On January 30, 2017, our titanium dioxide manufacturing facility in Pori, Finland experienced fire damage and is currently not fully operational. We are committed to repairing the facility as quickly as possible and we anticipate that a portion of our white end production will be operational during the second quarter of 2017. During the first quarter of 2017, we recorded a loss of $32 million for the write-off of fixed assets and lost inventory in other operating (income) expense, net in our condensed consolidated statements of operations. In addition, we recorded a loss of $4 million of costs for cleanup of the facility through March 31, 2017.

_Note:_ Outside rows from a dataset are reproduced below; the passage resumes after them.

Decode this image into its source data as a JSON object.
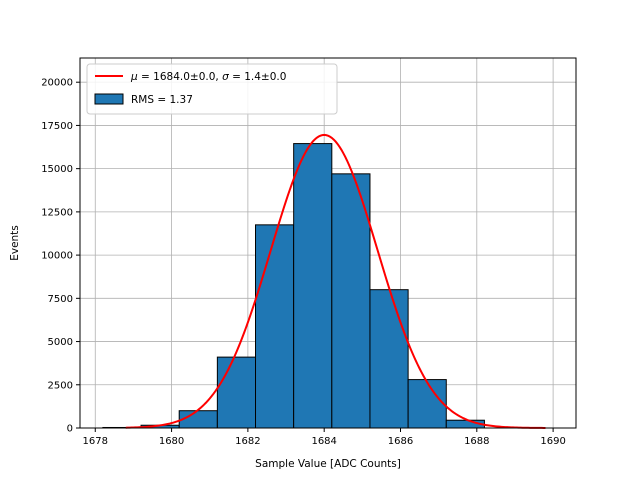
{
  "chart_data": {
    "type": "bar",
    "xlabel": "Sample Value [ADC Counts]",
    "ylabel": "Events",
    "xlim": [
      1677.6,
      1690.6
    ],
    "ylim": [
      0,
      21400
    ],
    "grid": true,
    "legend_position": "top-left",
    "x_ticks": [
      1678,
      1680,
      1682,
      1684,
      1686,
      1688,
      1690
    ],
    "y_ticks": [
      0,
      2500,
      5000,
      7500,
      10000,
      12500,
      15000,
      17500,
      20000
    ],
    "x_tick_labels": [
      "1678",
      "1680",
      "1682",
      "1684",
      "1686",
      "1688",
      "1690"
    ],
    "y_tick_labels": [
      "0",
      "2500",
      "5000",
      "7500",
      "10000",
      "12500",
      "15000",
      "17500",
      "20000"
    ],
    "histogram": {
      "name": "RMS = 1.37",
      "bin_edges": [
        1678.2,
        1679.2,
        1680.2,
        1681.2,
        1682.2,
        1683.2,
        1684.2,
        1685.2,
        1686.2,
        1687.2,
        1688.2
      ],
      "counts": [
        30,
        160,
        1000,
        4100,
        11750,
        16450,
        14700,
        8000,
        2800,
        450
      ],
      "color": "#1f77b4",
      "edge_color": "#000000"
    },
    "fit": {
      "name_math": "μ = 1684.0±0.0, σ = 1.4±0.0",
      "type": "gaussian",
      "mu": 1684.0,
      "sigma": 1.4,
      "amplitude": 16950,
      "x_range": [
        1678.8,
        1689.8
      ],
      "color": "#ff0000"
    },
    "colors": {
      "bar": "#1f77b4",
      "fit": "#ff0000",
      "grid": "#b0b0b0"
    }
  },
  "legend": {
    "fit_label_mu": "μ",
    "fit_label_mu_rest": " = 1684.0±0.0, ",
    "fit_label_sigma": "σ",
    "fit_label_sigma_rest": " = 1.4±0.0",
    "hist_label": "RMS = 1.37"
  }
}
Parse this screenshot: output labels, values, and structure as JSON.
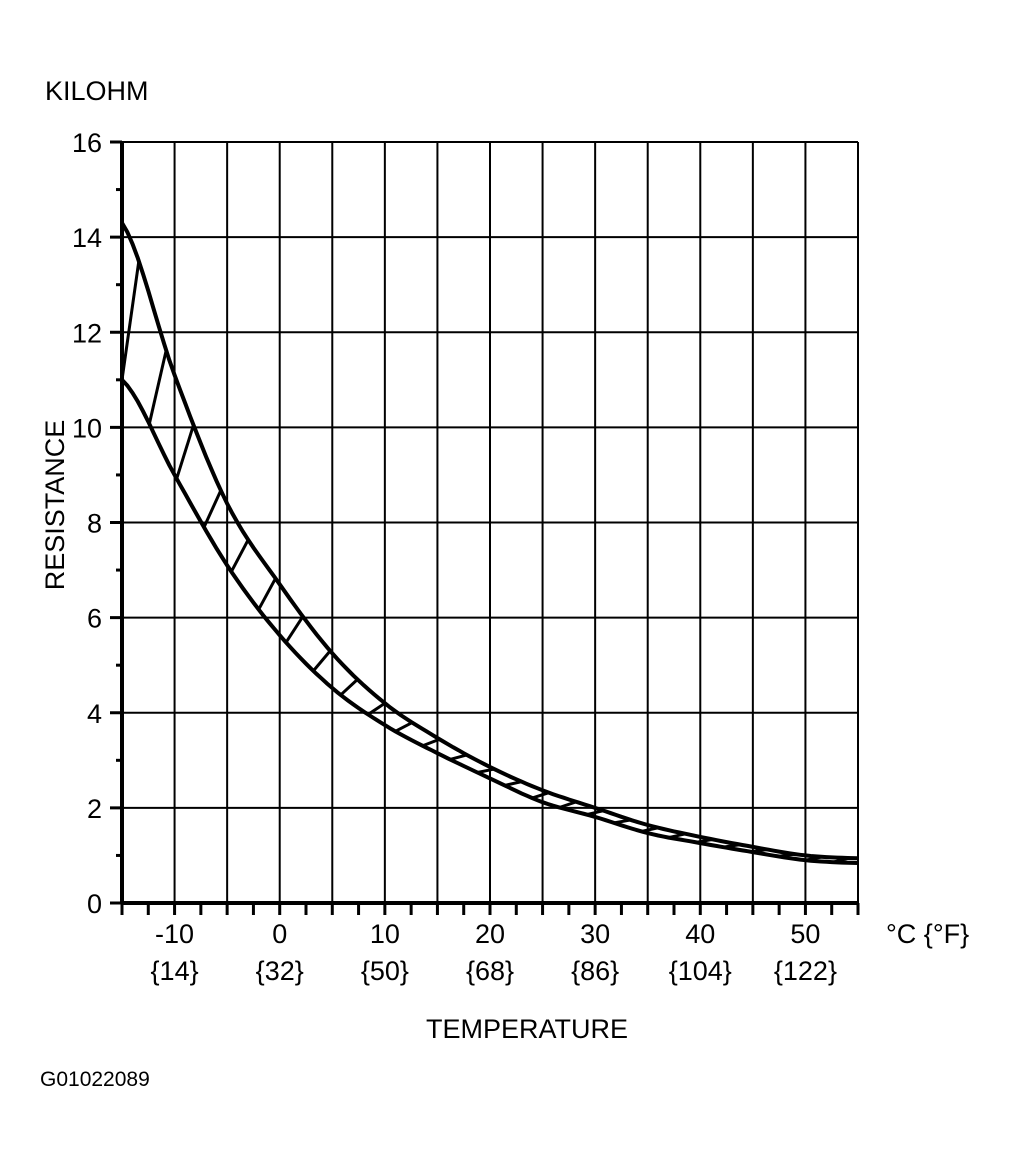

The site is insured for property damage as well as business interruption losses subject to retained deductibles of $15 million and 60 days, respectively, with a limit of $500 million. On February 9, 2017, we received $54 million as an initial partial progress payment from our insurer. During the first quarter of 2017, we recorded $32 million of income related to insurance recoveries in other operating (income) expense, net in our condensed consolidated statements of operations and we recorded $22 million as deferred income in accrued liabilities for costs not yet incurred.


Amendments to Accounts Receivable Securitization Programs


On April 21, 2017, we entered into an Amended and Restated European Receivables Loan Agreement and a Master Amendment No. 6 to the U.S. Receivables Loan Agreement to, among other things, extend the respective scheduled termination dates to April 2020. For additional information, see “Part II. Item 5. Other Information—Amendments to A/R Programs.”


Early Prepayment of Debt


On April 25, 2017, we made an early prepayment of $100 million on our 2015 extended term loan B due 2019 (“2015 Extended Term Loan B”) from existing cash. For further information, see “Note 7. Direct and Subsidiary Debt—Senior Credit Facilities.”




The preparation of financial statements in conformity with U.S. GAAP requires management to make estimates and assumptions that affect the reported amounts of assets and liabilities and disclosure of contingent assets and liabilities at the date of the financial statements and the reported amounts of revenues and expenses during the reporting period. Actual results could differ from those estimates.